The S&P 500 finished lower on Monday, erasing earlier gains that brought the benchmark index to trade at its highest level on an intraday basis in nine months.
The S&P lost 0.2% to finish at 4,273.79, while the Nasdaq Composite dipped 0.09% to close at 13,229.43. The Dow Jones Industrial Average dropped 199.90 points, or 0.59%, to end at 33,562.86.
Apple lost about 0.8%, retreating from all-time highs touched earlier in the session. The iPhone maker on Monday unveiled its highly anticipated virtual reality headset and a slew of software updates at its annual Worldwide Developers Conference.
Intel shed 4.6% as Apple revealed a new chip, while Nvidia pulled back on valuation concerns after its recent surge.
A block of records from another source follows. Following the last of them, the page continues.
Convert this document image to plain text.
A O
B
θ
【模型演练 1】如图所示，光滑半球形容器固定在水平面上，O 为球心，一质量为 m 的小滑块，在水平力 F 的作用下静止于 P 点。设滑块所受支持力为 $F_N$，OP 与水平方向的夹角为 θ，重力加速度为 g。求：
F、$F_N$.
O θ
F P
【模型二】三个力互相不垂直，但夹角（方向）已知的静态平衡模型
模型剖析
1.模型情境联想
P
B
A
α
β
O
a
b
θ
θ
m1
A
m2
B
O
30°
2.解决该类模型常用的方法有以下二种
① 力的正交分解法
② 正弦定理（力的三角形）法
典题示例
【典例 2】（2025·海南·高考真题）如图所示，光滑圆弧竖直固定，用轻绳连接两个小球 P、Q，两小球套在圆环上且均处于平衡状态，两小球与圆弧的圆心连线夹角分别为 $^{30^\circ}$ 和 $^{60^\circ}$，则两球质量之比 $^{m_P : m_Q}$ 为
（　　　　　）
JPMorgan Chase and Goldman Sachs struggled amid news that regulators are considering upping capital requirements at large banks.
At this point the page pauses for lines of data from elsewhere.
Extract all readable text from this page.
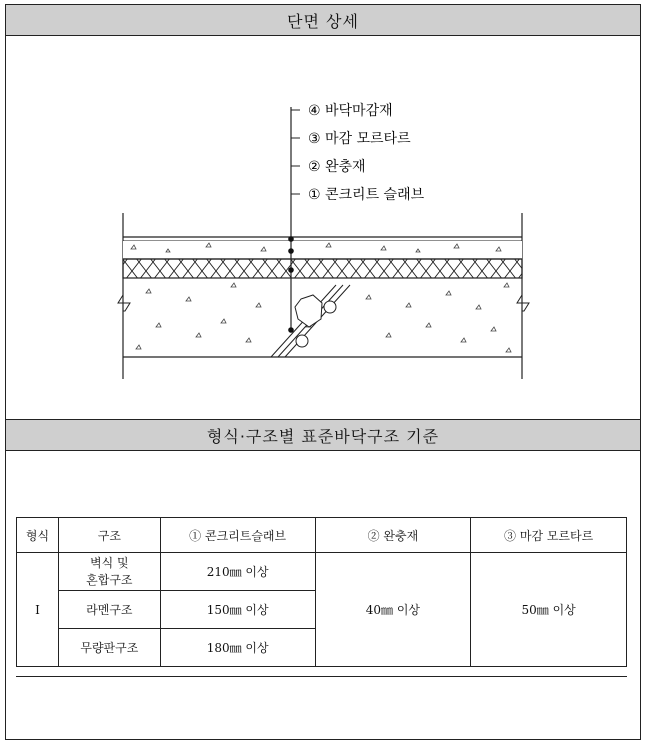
단면 상세
④ 바닥마감재
③ 마감 모르타르
② 완충재
① 콘크리트 슬래브
형식·구조별 표준바닥구조 기준
형식	구조	① 콘크리트슬래브	② 완충재	③ 마감 모르타르
I	벽식 및
혼합구조	210㎜ 이상	40㎜ 이상	50㎜ 이상
	라멘구조	150㎜ 이상		
	무량판구조	180㎜ 이상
Markets are "catching their breath after Friday's broad-based rally," said Ryan Detrick, chief market strategist at the Carson Group. "It's a very lackluster news day, which isn't a bad thing as we consolidate some of those big recent gains we've had."
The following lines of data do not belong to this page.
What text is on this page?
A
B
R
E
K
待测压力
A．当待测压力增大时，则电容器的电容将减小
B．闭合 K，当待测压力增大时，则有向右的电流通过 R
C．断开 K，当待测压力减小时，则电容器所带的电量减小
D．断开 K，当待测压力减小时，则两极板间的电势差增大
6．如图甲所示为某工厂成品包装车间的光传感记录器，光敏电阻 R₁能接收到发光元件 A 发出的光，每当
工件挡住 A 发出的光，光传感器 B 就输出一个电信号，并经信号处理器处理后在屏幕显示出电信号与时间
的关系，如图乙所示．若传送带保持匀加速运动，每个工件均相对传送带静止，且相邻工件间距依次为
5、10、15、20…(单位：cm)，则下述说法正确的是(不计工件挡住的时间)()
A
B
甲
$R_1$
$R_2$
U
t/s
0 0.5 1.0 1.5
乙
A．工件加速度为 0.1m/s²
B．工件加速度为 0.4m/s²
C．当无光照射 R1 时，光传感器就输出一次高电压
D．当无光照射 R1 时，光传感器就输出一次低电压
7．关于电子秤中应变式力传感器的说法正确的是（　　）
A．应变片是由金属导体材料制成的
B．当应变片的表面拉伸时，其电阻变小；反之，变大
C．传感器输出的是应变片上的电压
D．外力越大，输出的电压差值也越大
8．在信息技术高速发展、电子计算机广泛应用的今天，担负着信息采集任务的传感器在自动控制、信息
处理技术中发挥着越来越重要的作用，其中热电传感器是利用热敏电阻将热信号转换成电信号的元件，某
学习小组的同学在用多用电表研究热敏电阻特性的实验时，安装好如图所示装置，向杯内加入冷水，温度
Stocks rallied last week as Friday's May jobs report signaled to some investors that the long-anticipated recession may no longer be in the cards for the economy — or at least pushed off until 2024. The passage of the debt ceiling bill also boosted investor sentiment.
"What the market is doing ... I think is appropriate, but there are things that we don't know yet and the big issue is the Fed," Mohamed El-Erian told CNBC's "Squawk Box" on Monday.
The Allianz chief economic advisor noted that while major debt and banking fears have dissipated, what comes next hinges on the Federal Reserve's target for bringing down inflation. Markets would appear fairly priced if the central bank "acknowledges that 2% is the wrong target," he said.
Despite recent moves, worries persist over 2023's narrow stock market rally, led by just a handful of tech names, and whether there could be an intermediate-term correction if breadth fails to improve.
"We think as long as the economy continues to chug along and doesn't show any signs of recession —which so far it hasn't — the rest of the market can play catch up, and we'll see some of those other sectors close the gap a little bit," said Chris Zaccarelli, chief investment officer at Independent Advisor Alliance.